Again she waited. I stood motionless, feeling the mechanized breath of the ceiling vent against my face.
“I’ll keep my memories on the Net,” she said. “Everything that’s data. I’ll just offload a little of your mind into the Net, and take that space. You’ll never feel anything missing. But we’ll be together. Always.”
Still I did not move. I felt that I would stand there forever if I had to, rather than speak to her—forever, or until the whale died. Surely that would not be long.
“I’m not talking about a fusion as extreme as Voskresenye and the whale. All it means is that I become a silent partner in your body. In the day, I’ll be with you; and at night, we can be together in the Net. Wherever you go, I’ll protect you. I’ll cut you a path through the Postcops, and keep the Weavers from your door.” Her hand must have been almost touching me; I could feel its virtual warmth against my face. “And I’ll bend every delivery boy in Russia to your whim, and show uppity rental cars the error of their ways….” Her hand touched my cheek, and began to sink into it.
“And will you hold me when I’m frightened,” I said, “Keishi Mirabara?”
For a moment I hated her for tearing the words out of me, for making me open myself up enough to push her away. Then I opened my eyes, and saw her standing before me, her face turned away as though slapped; and I began to feel a certain tenderness, though of a kind I knew I must resist.
“You know my name,” she said at last. “Why won’t you use it?”

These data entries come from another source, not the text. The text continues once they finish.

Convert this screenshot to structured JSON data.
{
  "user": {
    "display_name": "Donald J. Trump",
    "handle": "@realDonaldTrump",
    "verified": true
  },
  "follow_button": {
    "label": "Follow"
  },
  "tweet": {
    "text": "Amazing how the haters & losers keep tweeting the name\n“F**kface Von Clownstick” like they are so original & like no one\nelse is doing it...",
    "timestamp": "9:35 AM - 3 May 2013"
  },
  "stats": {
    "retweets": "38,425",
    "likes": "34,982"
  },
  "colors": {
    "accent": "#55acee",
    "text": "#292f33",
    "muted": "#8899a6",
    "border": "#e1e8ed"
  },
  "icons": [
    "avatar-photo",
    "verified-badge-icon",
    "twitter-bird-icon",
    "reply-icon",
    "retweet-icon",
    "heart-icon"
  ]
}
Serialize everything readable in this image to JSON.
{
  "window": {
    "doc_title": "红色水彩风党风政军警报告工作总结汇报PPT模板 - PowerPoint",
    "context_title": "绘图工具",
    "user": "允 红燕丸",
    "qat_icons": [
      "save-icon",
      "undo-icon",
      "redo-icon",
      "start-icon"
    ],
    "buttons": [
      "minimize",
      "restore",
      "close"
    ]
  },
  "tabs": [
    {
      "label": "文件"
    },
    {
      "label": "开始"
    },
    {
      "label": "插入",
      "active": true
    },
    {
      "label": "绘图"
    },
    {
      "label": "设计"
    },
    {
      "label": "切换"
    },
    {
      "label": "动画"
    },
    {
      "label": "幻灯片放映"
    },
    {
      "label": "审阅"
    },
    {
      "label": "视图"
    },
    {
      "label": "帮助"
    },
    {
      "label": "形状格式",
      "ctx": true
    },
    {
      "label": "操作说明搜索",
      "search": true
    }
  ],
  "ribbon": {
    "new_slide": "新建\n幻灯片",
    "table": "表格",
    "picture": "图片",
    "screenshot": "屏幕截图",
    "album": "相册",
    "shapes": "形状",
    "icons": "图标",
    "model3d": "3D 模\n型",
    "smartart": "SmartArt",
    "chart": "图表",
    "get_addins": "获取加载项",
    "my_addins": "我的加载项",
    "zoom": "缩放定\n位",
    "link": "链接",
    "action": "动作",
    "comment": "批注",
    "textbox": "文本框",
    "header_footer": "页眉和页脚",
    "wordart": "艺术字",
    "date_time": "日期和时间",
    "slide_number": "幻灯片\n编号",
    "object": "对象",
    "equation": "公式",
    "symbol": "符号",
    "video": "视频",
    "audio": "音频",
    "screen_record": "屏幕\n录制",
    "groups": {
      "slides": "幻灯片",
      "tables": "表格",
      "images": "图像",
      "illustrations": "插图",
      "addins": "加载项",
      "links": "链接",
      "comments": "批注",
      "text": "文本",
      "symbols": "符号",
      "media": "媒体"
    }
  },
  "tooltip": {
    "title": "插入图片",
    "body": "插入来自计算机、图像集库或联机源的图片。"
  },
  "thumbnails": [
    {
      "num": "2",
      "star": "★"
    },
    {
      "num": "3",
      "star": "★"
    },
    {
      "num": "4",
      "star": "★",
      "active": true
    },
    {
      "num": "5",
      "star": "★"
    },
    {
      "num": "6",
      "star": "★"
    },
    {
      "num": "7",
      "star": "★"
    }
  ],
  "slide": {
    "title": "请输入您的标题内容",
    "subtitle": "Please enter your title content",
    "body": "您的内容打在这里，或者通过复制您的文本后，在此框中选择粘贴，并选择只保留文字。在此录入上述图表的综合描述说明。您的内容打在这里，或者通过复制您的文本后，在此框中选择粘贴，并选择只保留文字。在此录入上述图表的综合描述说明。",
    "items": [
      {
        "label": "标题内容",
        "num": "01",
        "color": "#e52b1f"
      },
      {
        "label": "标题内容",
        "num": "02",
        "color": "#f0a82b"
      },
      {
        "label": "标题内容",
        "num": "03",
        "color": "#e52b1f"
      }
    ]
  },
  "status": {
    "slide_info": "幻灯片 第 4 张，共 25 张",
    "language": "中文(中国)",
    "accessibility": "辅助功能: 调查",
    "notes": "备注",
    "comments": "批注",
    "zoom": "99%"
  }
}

“Answer the question,” I said. But that was just my camera’s instinct, working on autopilot. I didn’t want her to answer the question at all. The question was only an omen, like a whale’s fluke briefly rising to the surface of the water. I wanted her to answer the whale, and all the drowned and dying things beneath it, and the whole salt hidden sea.

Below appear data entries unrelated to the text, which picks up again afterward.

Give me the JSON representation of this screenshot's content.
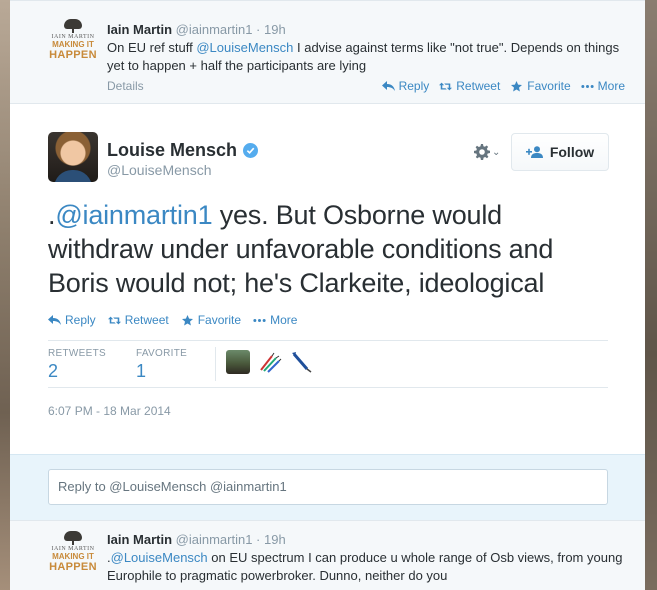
{
  "prev_tweet": {
    "logo": {
      "l1": "IAIN MARTIN",
      "l2": "MAKING IT",
      "l3": "HAPPEN"
    },
    "name": "Iain Martin",
    "handle": "@iainmartin1",
    "time": "· 19h",
    "text_before": "On EU ref stuff ",
    "mention": "@LouiseMensch",
    "text_after": " I advise against terms like \"not true\". Depends on things yet to happen + half the participants are lying",
    "details_label": "Details",
    "actions": {
      "reply": "Reply",
      "retweet": "Retweet",
      "favorite": "Favorite",
      "more": "More"
    }
  },
  "main_tweet": {
    "author": {
      "name": "Louise Mensch",
      "handle": "@LouiseMensch"
    },
    "follow_label": "Follow",
    "text_prefix": ".",
    "mention": "@iainmartin1",
    "text": " yes. But Osborne would withdraw under unfavorable conditions and Boris would not; he's Clarkeite, ideological",
    "actions": {
      "reply": "Reply",
      "retweet": "Retweet",
      "favorite": "Favorite",
      "more": "More"
    },
    "stats": {
      "retweets_label": "RETWEETS",
      "retweets_value": "2",
      "favorite_label": "FAVORITE",
      "favorite_value": "1"
    },
    "timestamp": "6:07 PM - 18 Mar 2014"
  },
  "reply": {
    "placeholder": "Reply to @LouiseMensch @iainmartin1"
  },
  "next_tweet": {
    "logo": {
      "l1": "IAIN MARTIN",
      "l2": "MAKING IT",
      "l3": "HAPPEN"
    },
    "name": "Iain Martin",
    "handle": "@iainmartin1",
    "time": "· 19h",
    "text_prefix": ".",
    "mention": "@LouiseMensch",
    "text_after": " on EU spectrum I can produce u whole range of Osb views, from young Europhile to pragmatic powerbroker. Dunno, neither do you"
  },
  "colors": {
    "accent": "#3b88c3",
    "verified": "#55acee",
    "reply_bg": "#e8f4fb",
    "muted": "#8899a6"
  }
}
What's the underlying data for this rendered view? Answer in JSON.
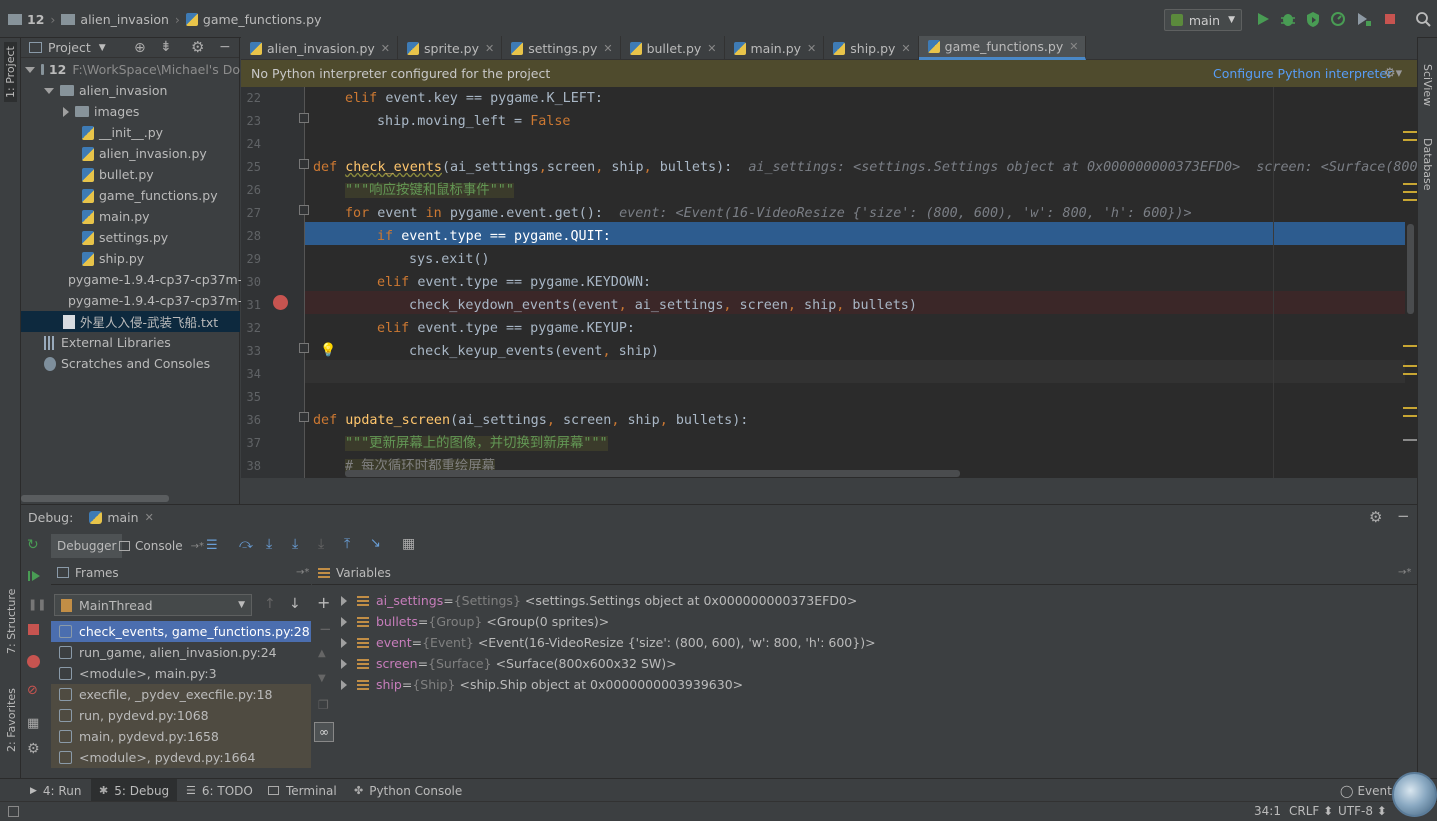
{
  "navbar": {
    "crumbs": [
      "12",
      "alien_invasion",
      "game_functions.py"
    ],
    "run_config": "main"
  },
  "left_stripe": {
    "project": "1: Project",
    "structure": "7: Structure",
    "favorites": "2: Favorites"
  },
  "right_stripe": {
    "sciview": "SciView",
    "database": "Database"
  },
  "project_panel": {
    "title": "Project",
    "tree": [
      {
        "label": "12",
        "extra": "F:\\WorkSpace\\Michael's Do",
        "kind": "folder",
        "depth": 0,
        "open": true
      },
      {
        "label": "alien_invasion",
        "kind": "folder",
        "depth": 1,
        "open": true
      },
      {
        "label": "images",
        "kind": "folder",
        "depth": 2,
        "open": false
      },
      {
        "label": "__init__.py",
        "kind": "py",
        "depth": 3
      },
      {
        "label": "alien_invasion.py",
        "kind": "py",
        "depth": 3
      },
      {
        "label": "bullet.py",
        "kind": "py",
        "depth": 3
      },
      {
        "label": "game_functions.py",
        "kind": "py",
        "depth": 3
      },
      {
        "label": "main.py",
        "kind": "py",
        "depth": 3
      },
      {
        "label": "settings.py",
        "kind": "py",
        "depth": 3
      },
      {
        "label": "ship.py",
        "kind": "py",
        "depth": 3
      },
      {
        "label": "pygame-1.9.4-cp37-cp37m-",
        "kind": "file",
        "depth": 2
      },
      {
        "label": "pygame-1.9.4-cp37-cp37m-",
        "kind": "file",
        "depth": 2
      },
      {
        "label": "外星人入侵-武装飞船.txt",
        "kind": "txt",
        "depth": 2,
        "selected": true
      },
      {
        "label": "External Libraries",
        "kind": "lib",
        "depth": 1
      },
      {
        "label": "Scratches and Consoles",
        "kind": "scratch",
        "depth": 1
      }
    ]
  },
  "tabs": [
    {
      "label": "alien_invasion.py"
    },
    {
      "label": "sprite.py"
    },
    {
      "label": "settings.py"
    },
    {
      "label": "bullet.py"
    },
    {
      "label": "main.py"
    },
    {
      "label": "ship.py"
    },
    {
      "label": "game_functions.py",
      "active": true
    }
  ],
  "banner": {
    "message": "No Python interpreter configured for the project",
    "action": "Configure Python interpreter"
  },
  "editor": {
    "line_numbers": [
      "22",
      "23",
      "24",
      "25",
      "26",
      "27",
      "28",
      "29",
      "30",
      "31",
      "32",
      "33",
      "34",
      "35",
      "36",
      "37",
      "38"
    ],
    "current_position": "34:1"
  },
  "debug": {
    "title": "Debug:",
    "session": "main",
    "subtabs": {
      "debugger": "Debugger",
      "console": "Console"
    },
    "frames_title": "Frames",
    "variables_title": "Variables",
    "thread": "MainThread",
    "frames": [
      {
        "label": "check_events, game_functions.py:28",
        "state": "selected"
      },
      {
        "label": "run_game, alien_invasion.py:24",
        "state": "user"
      },
      {
        "label": "<module>, main.py:3",
        "state": "user"
      },
      {
        "label": "execfile, _pydev_execfile.py:18",
        "state": "lib"
      },
      {
        "label": "run, pydevd.py:1068",
        "state": "lib"
      },
      {
        "label": "main, pydevd.py:1658",
        "state": "lib"
      },
      {
        "label": "<module>, pydevd.py:1664",
        "state": "lib"
      }
    ],
    "variables": [
      {
        "name": "ai_settings",
        "type": "{Settings}",
        "value": "<settings.Settings object at 0x000000000373EFD0>"
      },
      {
        "name": "bullets",
        "type": "{Group}",
        "value": "<Group(0 sprites)>"
      },
      {
        "name": "event",
        "type": "{Event}",
        "value": "<Event(16-VideoResize {'size': (800, 600), 'w': 800, 'h': 600})>"
      },
      {
        "name": "screen",
        "type": "{Surface}",
        "value": "<Surface(800x600x32 SW)>"
      },
      {
        "name": "ship",
        "type": "{Ship}",
        "value": "<ship.Ship object at 0x0000000003939630>"
      }
    ]
  },
  "bottom_tabs": [
    {
      "label": "4: Run"
    },
    {
      "label": "5: Debug",
      "active": true
    },
    {
      "label": "6: TODO"
    },
    {
      "label": "Terminal"
    },
    {
      "label": "Python Console"
    }
  ],
  "event_log": "Event",
  "status": {
    "position": "34:1",
    "line_sep": "CRLF",
    "encoding": "UTF-8"
  },
  "colors": {
    "accent": "#4a88c7",
    "selection": "#2d5c8f",
    "breakpoint": "#c75450",
    "banner": "#4f4b2d"
  }
}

“I didn’t ask to be this way,” she said. “If I had lost a limb, if I were paralyzed, would you turn me away for that?”
“I don’t know,” I said; and it would have been a truthful answer to any question that she could have asked.
“Maya, please. It’s the only chance I have left—the only chance we have left. Go back in. The camera chip may not be ruined, and even if it is, we can set up something else.”
“If I did go back,” I said, “you’d still be there, wouldn’t you? Helping Voskresenye get out to the Net. Turning the death of the last whale in the world into something you can buy shrink-wrapped off a spinner at the grocery.”
“Yes,” she said. “And I don’t like it any more than you do. Less—you can’t know what it means to me, you haven’t lived in her for all these years. But it has to be done. Do you understand why?”
“You think he’s right,” I said.
“In many things, yes. He’s right about the Weavers and what they’re trying to do. And he’s partly right about what has to be done. If he weren’t, I wouldn’t have helped him. I certainly wouldn’t have let him send out the countervirus, if I didn’t think it had a chance of working.
“But in one thing, he is very wrong. Pavel Sergeyevich has been old a long time, and he has been bitter even longer than that. It’s quite a collection of horrors he’s sending out—it takes a lot of pain to enforce the Weavers’ vision of humanity. But you can’t just show people the evil. They’ll only turn away. You have to give them something else. Something to care about. Something to hope for.”